A mother’s cry for help
“He is gentle. He doesn’t fight. He is my third son. He was attending Adeniran Ogunsanya, but little time he said no mommy, he was no longer going. That was how he got himself involved in buying and selling. Both me and his daddy we had no interest in it. We didn’t like that he was even selling things at Alaba. But he said they get things from China they bring it in and they buy from them,” she said.
“God says he is not dead, and I believe him. What we want if for us to trace him to any prison yard so that I will go and see him. That is all I want,” she said.
When this reporter visited the SARS office at Ikeja, where Oluwaseyi was last seen, for information about his whereabouts, he was told there was no way of knowing.
“I cannot help you because you don’t have the name of the officers in charge of the case at the time,” he said.
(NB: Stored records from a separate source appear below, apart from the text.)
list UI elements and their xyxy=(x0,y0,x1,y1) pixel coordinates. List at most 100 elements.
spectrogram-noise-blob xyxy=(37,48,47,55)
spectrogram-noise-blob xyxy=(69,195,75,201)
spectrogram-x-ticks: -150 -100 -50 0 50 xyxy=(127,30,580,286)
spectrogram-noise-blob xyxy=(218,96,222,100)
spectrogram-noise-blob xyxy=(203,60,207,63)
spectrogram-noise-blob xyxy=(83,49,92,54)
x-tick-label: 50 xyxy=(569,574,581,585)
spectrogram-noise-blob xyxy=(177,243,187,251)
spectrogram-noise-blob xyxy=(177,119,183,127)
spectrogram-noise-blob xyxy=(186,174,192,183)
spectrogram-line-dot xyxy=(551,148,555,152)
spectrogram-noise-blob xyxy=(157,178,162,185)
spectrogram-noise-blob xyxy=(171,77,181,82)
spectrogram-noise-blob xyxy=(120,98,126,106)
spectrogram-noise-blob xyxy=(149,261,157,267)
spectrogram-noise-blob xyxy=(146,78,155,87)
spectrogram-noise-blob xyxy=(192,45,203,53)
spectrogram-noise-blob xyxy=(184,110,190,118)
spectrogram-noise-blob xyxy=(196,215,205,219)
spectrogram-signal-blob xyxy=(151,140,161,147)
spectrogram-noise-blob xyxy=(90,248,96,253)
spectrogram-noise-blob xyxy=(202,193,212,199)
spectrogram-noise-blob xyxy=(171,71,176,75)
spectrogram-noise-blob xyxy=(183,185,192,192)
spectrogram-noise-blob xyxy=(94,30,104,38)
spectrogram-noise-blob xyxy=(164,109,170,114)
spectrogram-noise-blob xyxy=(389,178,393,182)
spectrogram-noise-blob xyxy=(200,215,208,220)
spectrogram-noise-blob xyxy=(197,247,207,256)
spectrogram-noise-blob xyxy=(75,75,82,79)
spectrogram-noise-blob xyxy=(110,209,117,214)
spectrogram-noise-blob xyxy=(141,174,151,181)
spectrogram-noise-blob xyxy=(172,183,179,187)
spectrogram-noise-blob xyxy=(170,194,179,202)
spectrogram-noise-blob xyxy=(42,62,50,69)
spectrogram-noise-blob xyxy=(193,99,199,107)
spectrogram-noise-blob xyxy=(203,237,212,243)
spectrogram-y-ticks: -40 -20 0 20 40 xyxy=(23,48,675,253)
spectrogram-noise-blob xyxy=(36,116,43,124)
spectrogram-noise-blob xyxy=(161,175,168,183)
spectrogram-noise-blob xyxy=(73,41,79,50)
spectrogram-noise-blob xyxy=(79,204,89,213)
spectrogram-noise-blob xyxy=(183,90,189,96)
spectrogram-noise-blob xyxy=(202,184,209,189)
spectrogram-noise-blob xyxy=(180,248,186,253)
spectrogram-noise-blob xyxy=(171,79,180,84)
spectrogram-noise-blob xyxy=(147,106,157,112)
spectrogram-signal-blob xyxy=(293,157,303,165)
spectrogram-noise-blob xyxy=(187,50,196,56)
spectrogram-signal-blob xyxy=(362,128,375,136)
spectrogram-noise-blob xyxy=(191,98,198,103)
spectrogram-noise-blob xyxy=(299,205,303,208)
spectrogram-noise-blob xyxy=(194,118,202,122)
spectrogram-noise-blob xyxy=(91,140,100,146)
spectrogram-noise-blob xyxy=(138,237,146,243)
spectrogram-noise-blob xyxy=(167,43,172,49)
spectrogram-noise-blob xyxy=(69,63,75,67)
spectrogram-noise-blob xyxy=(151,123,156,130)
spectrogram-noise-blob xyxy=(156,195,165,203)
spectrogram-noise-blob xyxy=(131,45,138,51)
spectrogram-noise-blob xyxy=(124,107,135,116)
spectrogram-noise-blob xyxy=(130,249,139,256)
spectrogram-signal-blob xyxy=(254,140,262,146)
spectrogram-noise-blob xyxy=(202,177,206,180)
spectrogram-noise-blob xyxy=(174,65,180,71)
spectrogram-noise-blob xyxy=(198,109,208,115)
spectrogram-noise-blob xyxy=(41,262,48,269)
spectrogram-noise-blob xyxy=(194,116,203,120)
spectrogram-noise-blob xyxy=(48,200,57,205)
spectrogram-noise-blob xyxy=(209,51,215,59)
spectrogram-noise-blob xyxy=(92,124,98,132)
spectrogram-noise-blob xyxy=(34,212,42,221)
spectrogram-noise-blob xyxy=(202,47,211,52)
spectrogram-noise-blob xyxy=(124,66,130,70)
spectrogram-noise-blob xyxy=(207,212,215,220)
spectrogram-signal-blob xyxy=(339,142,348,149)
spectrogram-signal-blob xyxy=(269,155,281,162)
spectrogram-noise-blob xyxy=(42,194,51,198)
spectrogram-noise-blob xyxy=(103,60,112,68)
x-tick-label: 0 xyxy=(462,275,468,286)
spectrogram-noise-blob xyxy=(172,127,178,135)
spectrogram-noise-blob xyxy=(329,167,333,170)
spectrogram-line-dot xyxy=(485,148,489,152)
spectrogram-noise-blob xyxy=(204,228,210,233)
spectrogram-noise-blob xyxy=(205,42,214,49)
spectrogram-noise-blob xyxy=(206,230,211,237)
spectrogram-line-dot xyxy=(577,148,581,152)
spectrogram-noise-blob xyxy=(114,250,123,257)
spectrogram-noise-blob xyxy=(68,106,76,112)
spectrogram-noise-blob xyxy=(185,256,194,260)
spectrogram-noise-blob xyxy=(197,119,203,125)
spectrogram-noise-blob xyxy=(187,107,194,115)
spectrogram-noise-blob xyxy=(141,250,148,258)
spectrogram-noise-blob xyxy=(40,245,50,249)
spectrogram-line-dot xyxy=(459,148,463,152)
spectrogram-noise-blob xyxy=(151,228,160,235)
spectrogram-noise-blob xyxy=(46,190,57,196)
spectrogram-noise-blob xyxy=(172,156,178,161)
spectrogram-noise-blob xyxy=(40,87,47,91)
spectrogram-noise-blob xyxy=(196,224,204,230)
“Proper records of arrest are not kept. If I take you to were statements are kept you will see that everything is placed on the floor and on top each other. Some of them are even soaked with water. The incident happened five years ago. Even if we see the file, I am sure it would be unreadable; water would have made the ink unreadable,” he said.
Mr Gana, however, suggested that this reporter should reach out to the head of SARS in the state in 2013, Abba Kyari, for information about Oluwaseyi’s whereabouts.
“Wallahi I can’t remember anything. It’s a long time. Why didn’t they look for him (a) long time ago until now?” he asked in an SMS.
SARS was set up as a unit of the police to combat some of the most violent crimes in the country. However, the unit has endeared to itself a notoriety that is hard to shake-off due to the highhandedness of its officers. SARS operatives have been accused of harassment, extortion, torture and serial extrajudicial killings and other human right abuses.
A rigged criminal justice system
“This just proves how dangerous the path is to having proper policing in a country such as Nigeria. A country with so much population and so much risk in terms of policing to the extent that people disappear at will and nobody cares. You cannot even time documents, you can’t even trace anything and get to an accountable process of identifying what could have probably happened to anybody. This puts everybody in danger.
“So, the criminal justice system by itself is dangerously rigged to the point where nobody is safe,” he said.
He said the best way to solve the problem is a sincere reform of the police that includes a custody management system that will ensure that people arrested by the police do not disappear without a trace.
“The reform that we are looking at must be holistic to the point where we have what they called custody management system where nobody would be detained without a proper record that anybody can trace from anywhere and that is the future for policing in Nigeria,” he said.